The need to consider the EIA process in relation to project management and follow-on is another topic on the EIA agenda. Follow-on monitoring to document experienced impacts, as well as auditing, was mentioned earlier. Monitoring and auditing can be used for project management decisions to minimize detrimental impacts (Canter 1993b).

Market-based approaches in environmental management include topics such as the use of mitigation banking for wetland losses and the application of emissions trading relative to both air pollutant and water pollutant emissions. The economic evaluation of potential environmental impacts is also of interest. This topic should receive more attention in the coming years, and soon such economic analyses may possibly be included with traditional cost-benefit analyses in project planning and decision making.

A number of new tools and techniques can be effectively used within the EIA process. The GIS represents an emerging technology that can facilitate resource identification and evaluation. GIS technology is already being used in larger scale projects.

Expert systems also represent an emerging tool which could find applicability within the EIA process. To date, most expert systems developed in environmental engineering focus on hazardous waste management and groundwater pollution evaluation, along with pollution control facilities. The development of expert systems for use in the EIA process is needed.

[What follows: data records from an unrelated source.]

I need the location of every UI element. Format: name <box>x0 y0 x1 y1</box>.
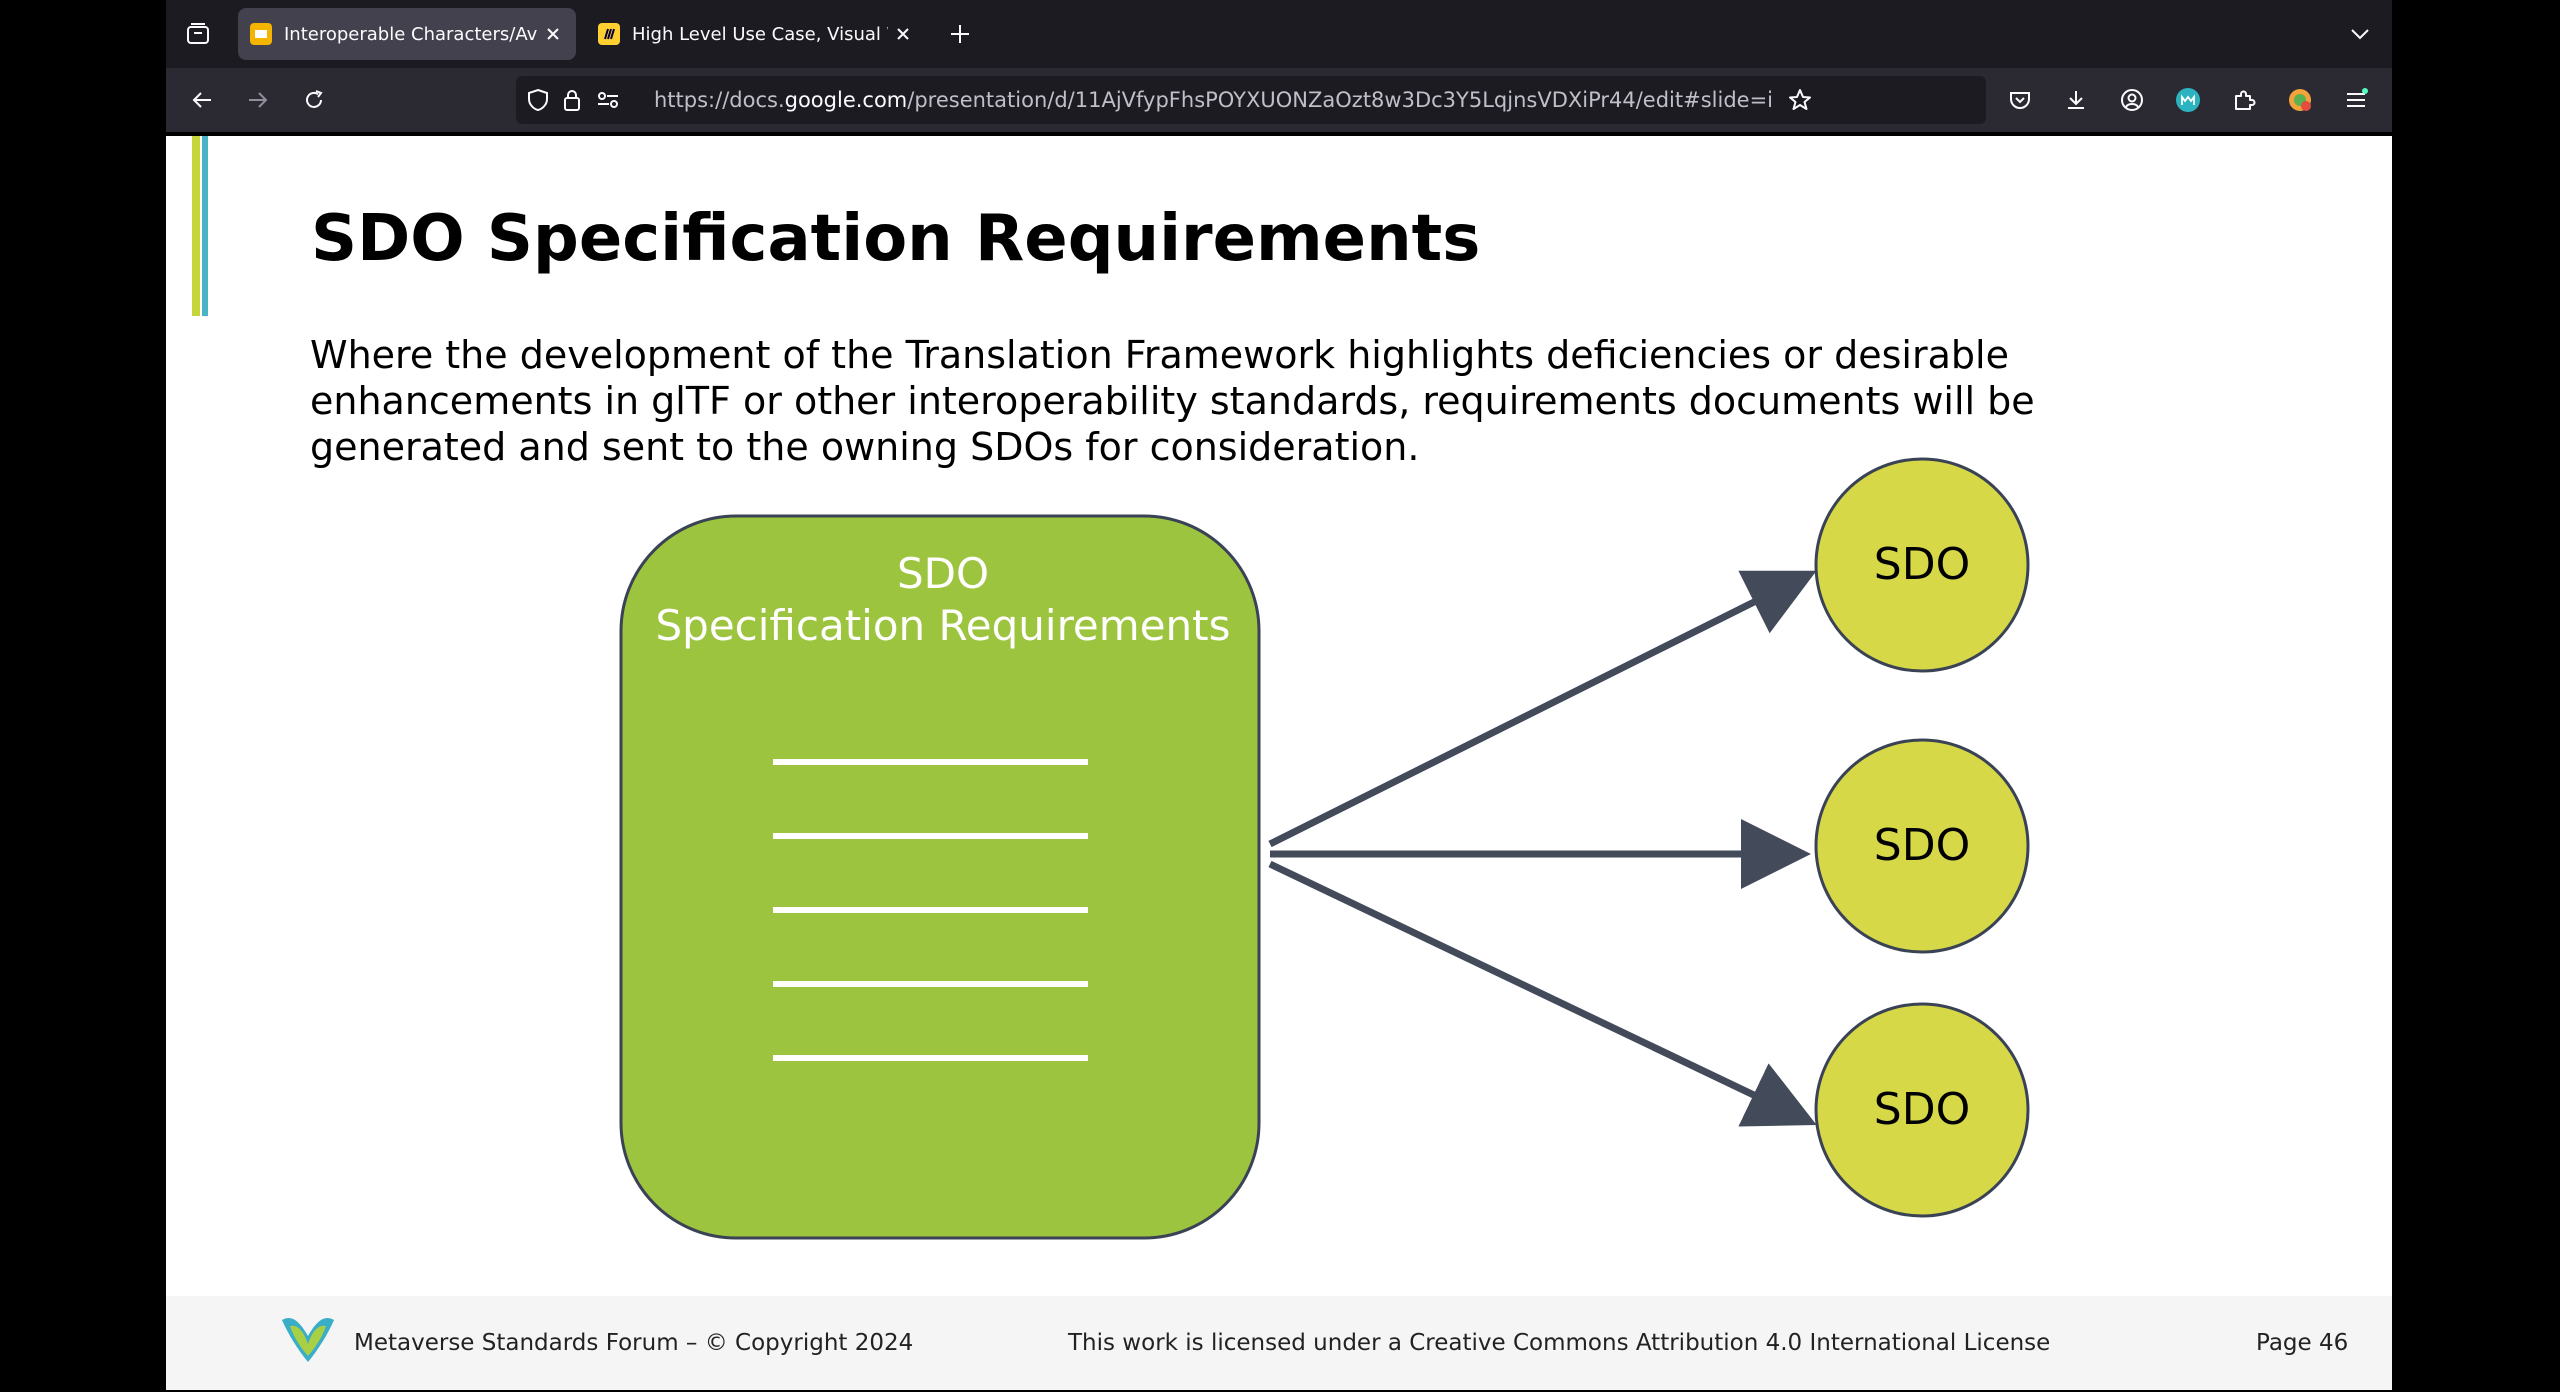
permissions-icon[interactable] <box>596 88 620 112</box>
extension-m-button[interactable] <box>2170 82 2206 118</box>
box-title-line1: SDO <box>897 549 989 598</box>
box-title-line2: Specification Requirements <box>656 601 1231 650</box>
sdo-circle-bottom-label: SDO <box>1874 1084 1970 1135</box>
puzzle-icon <box>2235 90 2256 110</box>
footer-license: This work is licensed under a Creative C… <box>1068 1330 2051 1356</box>
bookmark-star-icon[interactable] <box>1788 88 1812 112</box>
close-tab-icon[interactable] <box>542 23 564 45</box>
reload-button[interactable] <box>296 82 332 118</box>
tab-list-button[interactable] <box>180 16 216 52</box>
close-tab-icon[interactable] <box>892 23 914 45</box>
tab-high-level-use-case[interactable]: High Level Use Case, Visual Wo <box>586 8 926 60</box>
plus-icon <box>951 25 969 43</box>
download-icon <box>2068 91 2084 109</box>
reload-icon <box>306 90 323 108</box>
address-bar[interactable]: https://docs.google.com/presentation/d/1… <box>516 76 1986 124</box>
arrow-to-sdo-bottom <box>1268 860 1817 1127</box>
tab-bar: Interoperable Characters/Avatars High Le… <box>166 0 2392 68</box>
extensions-button[interactable] <box>2226 82 2262 118</box>
arrow-left-icon <box>192 92 211 108</box>
navigation-toolbar: https://docs.google.com/presentation/d/1… <box>166 68 2392 132</box>
account-icon <box>2121 89 2143 111</box>
app-menu-button[interactable] <box>2338 82 2374 118</box>
arrow-to-sdo-top <box>1268 570 1817 848</box>
sdo-circle-top-label: SDO <box>1874 539 1970 590</box>
sdo-circle-middle-label: SDO <box>1874 820 1970 871</box>
footer-page-number: Page 46 <box>2256 1330 2349 1356</box>
tab-interoperable-characters[interactable]: Interoperable Characters/Avatars <box>238 8 576 60</box>
pocket-button[interactable] <box>2002 82 2038 118</box>
forward-button[interactable] <box>240 82 276 118</box>
extension-color-button[interactable] <box>2282 82 2318 118</box>
hamburger-menu-icon <box>2347 88 2368 107</box>
downloads-button[interactable] <box>2058 82 2094 118</box>
slide-footer: Metaverse Standards Forum – © Copyright … <box>166 1296 2392 1390</box>
tab-list-icon <box>187 23 209 44</box>
chevron-down-icon <box>2351 29 2369 40</box>
extension-m-icon <box>2176 88 2200 112</box>
extension-color-icon <box>2289 89 2311 111</box>
url-text[interactable]: https://docs.google.com/presentation/d/1… <box>654 76 1774 124</box>
back-button[interactable] <box>184 82 220 118</box>
shield-icon[interactable] <box>526 88 550 112</box>
footer-copyright: Metaverse Standards Forum – © Copyright … <box>354 1330 914 1356</box>
miro-favicon-icon <box>598 23 620 45</box>
lock-icon[interactable] <box>560 88 584 112</box>
sdo-diagram: SDO Specification Requirements SDO SDO S… <box>619 457 2030 1240</box>
account-button[interactable] <box>2114 82 2150 118</box>
list-all-tabs-button[interactable] <box>2342 16 2378 52</box>
pocket-icon <box>2010 92 2030 109</box>
slide-canvas[interactable]: SDO Specification Requirements Where the… <box>166 136 2392 1390</box>
metaverse-standards-forum-logo-icon <box>282 1317 334 1362</box>
slides-favicon-icon <box>250 23 272 45</box>
arrow-right-icon <box>249 92 268 108</box>
tab-title: Interoperable Characters/Avatars <box>284 23 538 45</box>
new-tab-button[interactable] <box>942 16 978 52</box>
tab-title: High Level Use Case, Visual Wo <box>632 23 888 45</box>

Public participation in the EIA process often leads to conflict. Several techniques are being developed in environmental mediation which have potential applicability in the EIA process. Examples include alternative dispute resolution and environmental dispute resolution techniques. A key feature of these techniques is the incorporation of a third-party intervener. The intervener negotiates between the project proponent and those interests who have raised opposition to the project on environmental grounds.

As increased information becomes available on environmental systems and processes, the associated development of mathematical models can be used for project impact quantification and evaluation. Such modeling is anticipated to increase, particularly for major projects that may have significant environmental impact issues.

In summary, the EIA process represents a young field within environmental engineering, while at the same time signs that it is a maturing field of practice are evident. Although many policy and social implications are associ ated with the EIA process, the process is fundamentally a technical or scientific process. Accordingly, the application of scientific approaches is fundamental to the effective implementation of this process in project planning and decision making.